For artist Wendy MacNaughton, drawing is a vehicle for connection. Her subjects are often people and places typically over-looked. That’s certainly the case with her new book, How to Say Goodbye. It’s a collection of portraits she drew during her time as artist in residence at a hospice center in San Francisco. She’ll talk to Indre Viskontas about the powerful experience of sitting with people who are dying. They’ll be joined by nurse and social worker Ladybird Morgan

Wendy MacNaughton’s work is based in the practices of drawing, social work, and storytelling. Wendy has worked on varied projects across mediums and fields, and in collaboration with numerous groups and individuals. She has authored and drawn two books, How To Say Goodbye and Meanwhile in San Francisco, and illustrated many others, including Salt, Fat, Acid, Heat by Samin Nosrat and The Gutsy Girl by Caroline Paul. As a visual columnist for The New York Times and California Sunday Magazine, Wendy drew stories everywhere from high school cafeterias to Guantanamo Bay.

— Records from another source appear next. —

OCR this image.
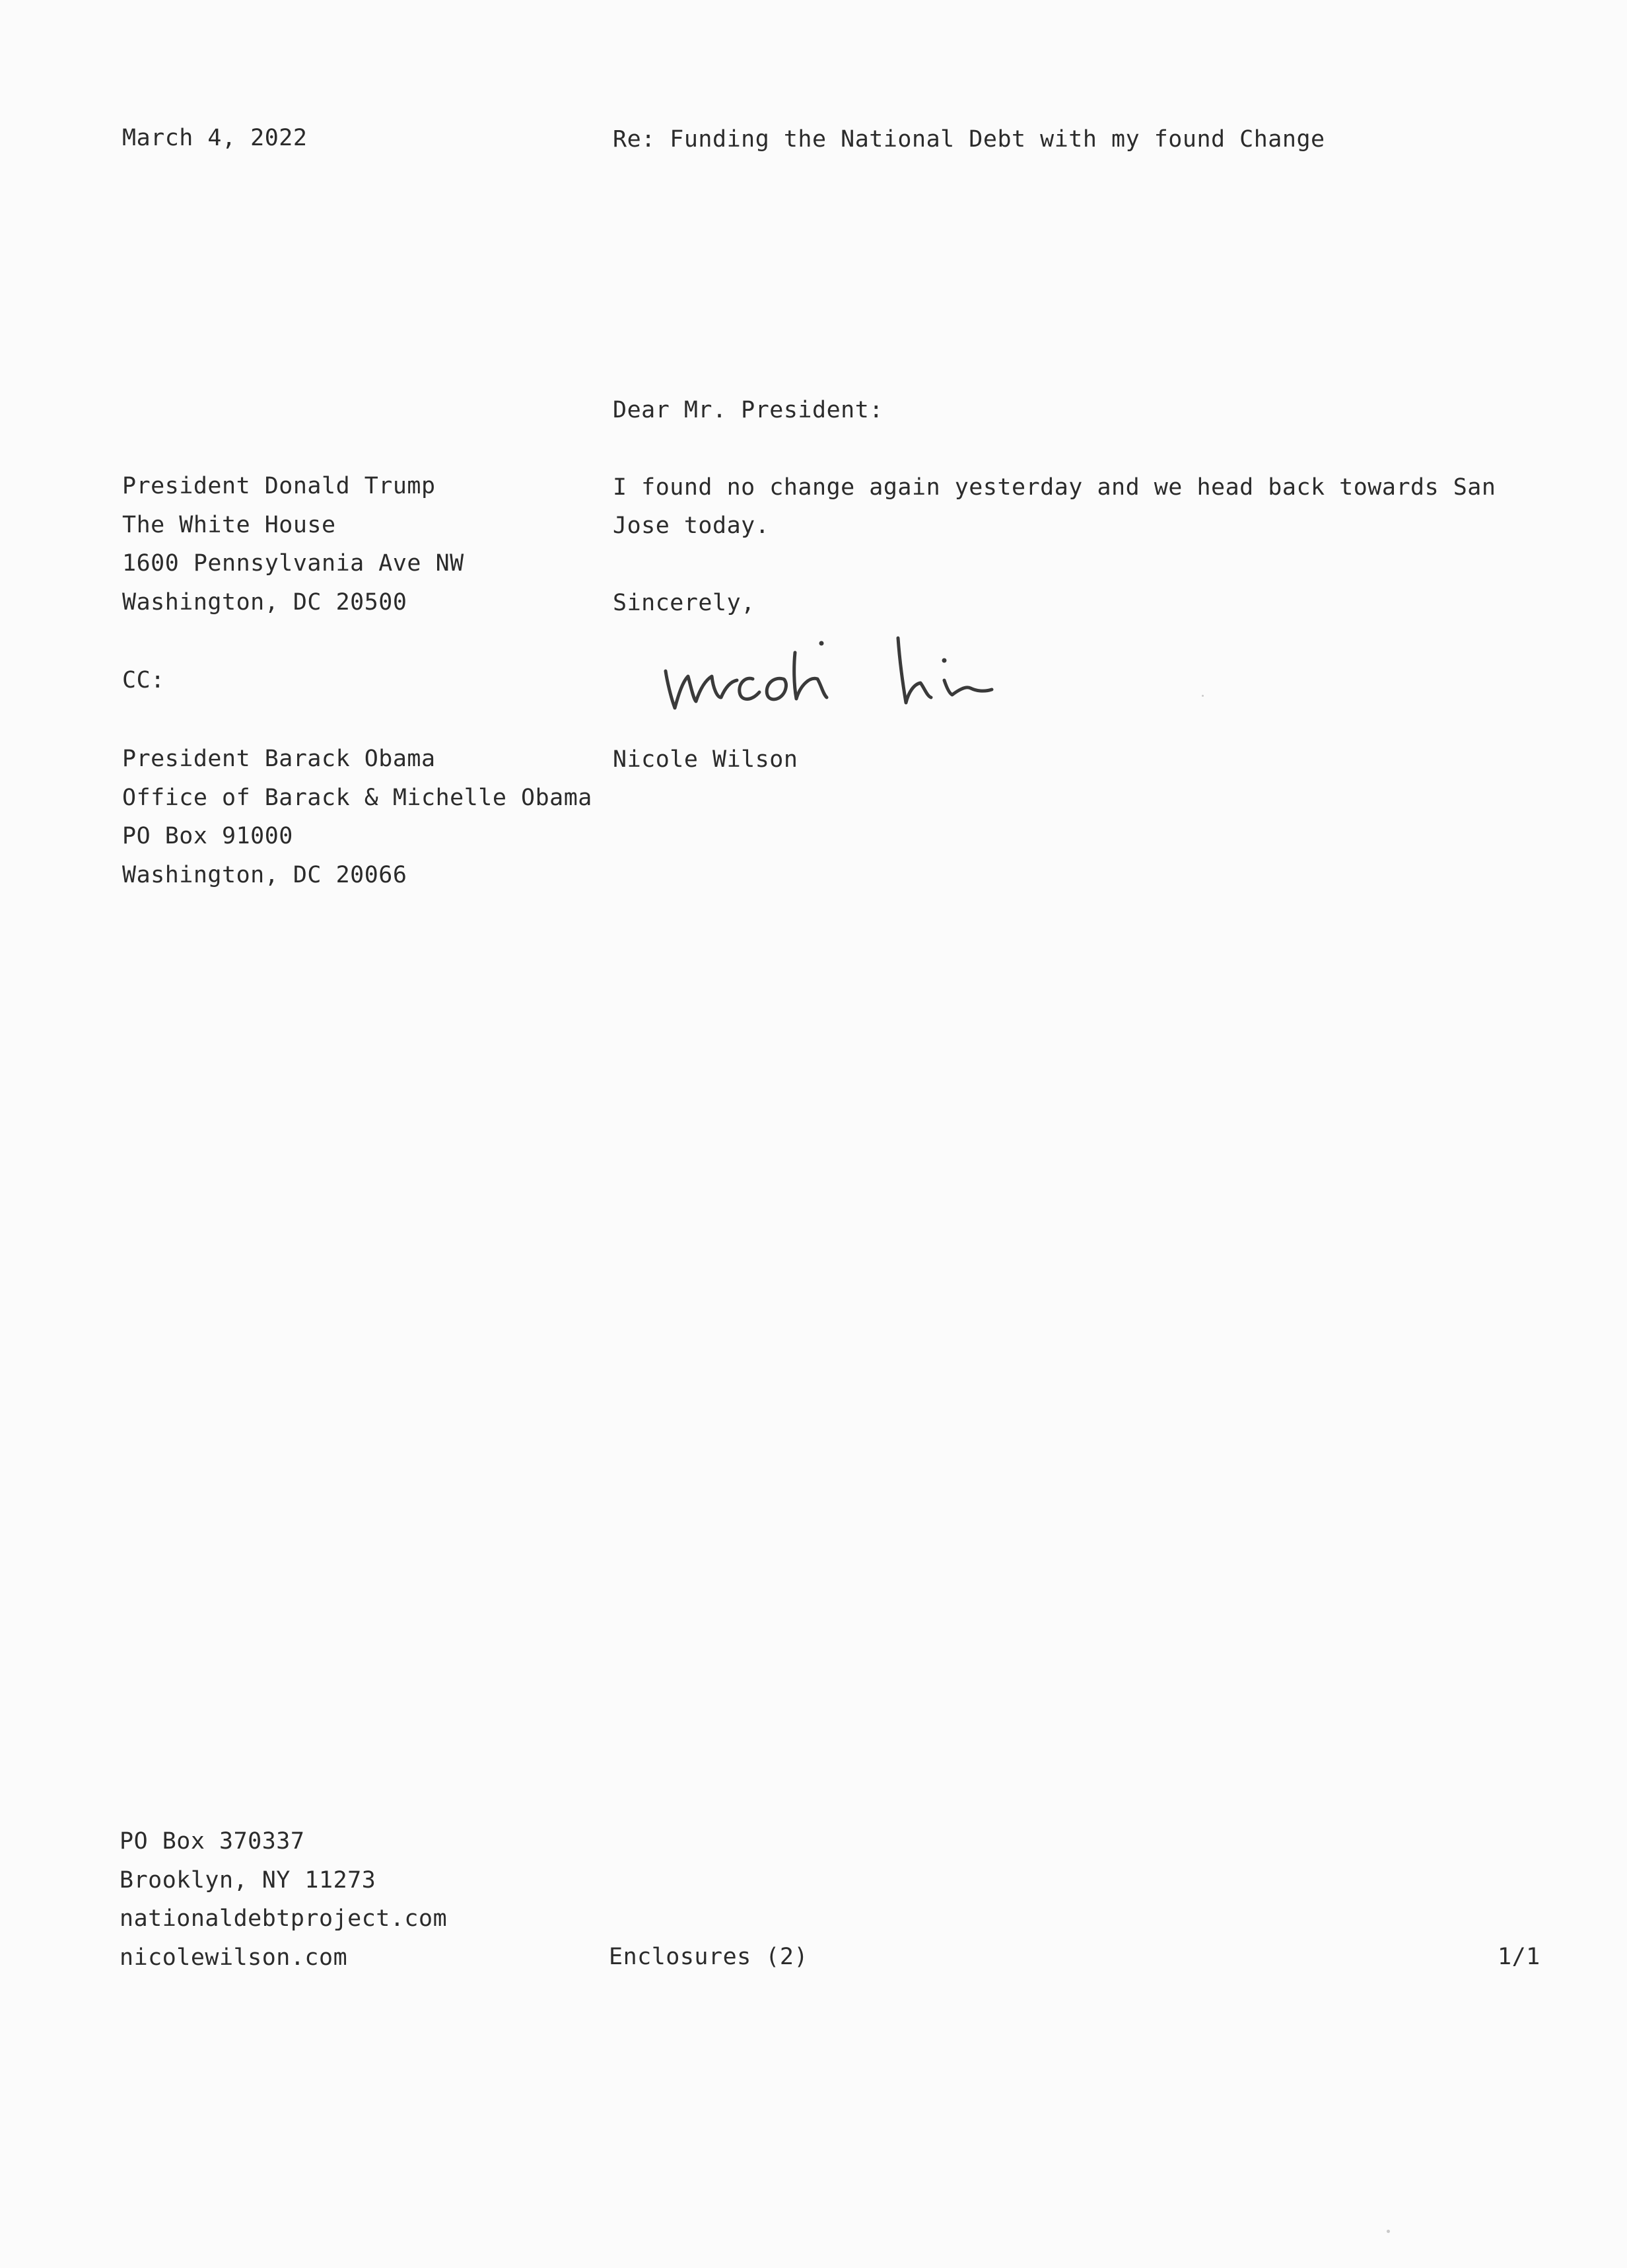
March 4, 2022	Re: Funding the National Debt with my found Change
Dear Mr. President:
President Donald Trump
The White House
1600 Pennsylvania Ave NW
Washington, DC 20500
CC:
President Barack Obama
Office of Barack & Michelle Obama
PO Box 91000
Washington, DC 20066
I found no change again yesterday and we head back towards San Jose today.
Sincerely,
Nicole Wilson
PO Box 370337
Brooklyn, NY 11273
nationaldebtproject.com
nicolewilson.com	Enclosures (2)	1/1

Ladybird Morgan has been working in end-of-life care and on the frontlines of sexual violence as a registered nurse, clinical social worker, and palliative care consultant. She has worked with many organizations including The Zen Hospice Project, Hospice By The Bay, Marin General Hospital and Doctors Without Borders (MSF). Ladybird has guided medical practitioners, families and private caregivers, as well as directors of programs and institutions around the world on how to be present to experiences that may be hard to hear or bear witness to.

Indre Viskontas is a cognitive neuroscientist with the University of San Francisco and a faculty member at the San Francisco Conservatory of Music. She has published groundbreaking work on the neural basis of memory and creativity, and co-hosts the popular science podcast Inquiring Minds. Her past City Arts & Lectures interviews include Atul Gawande, Richard Powers, and Temple Grandin.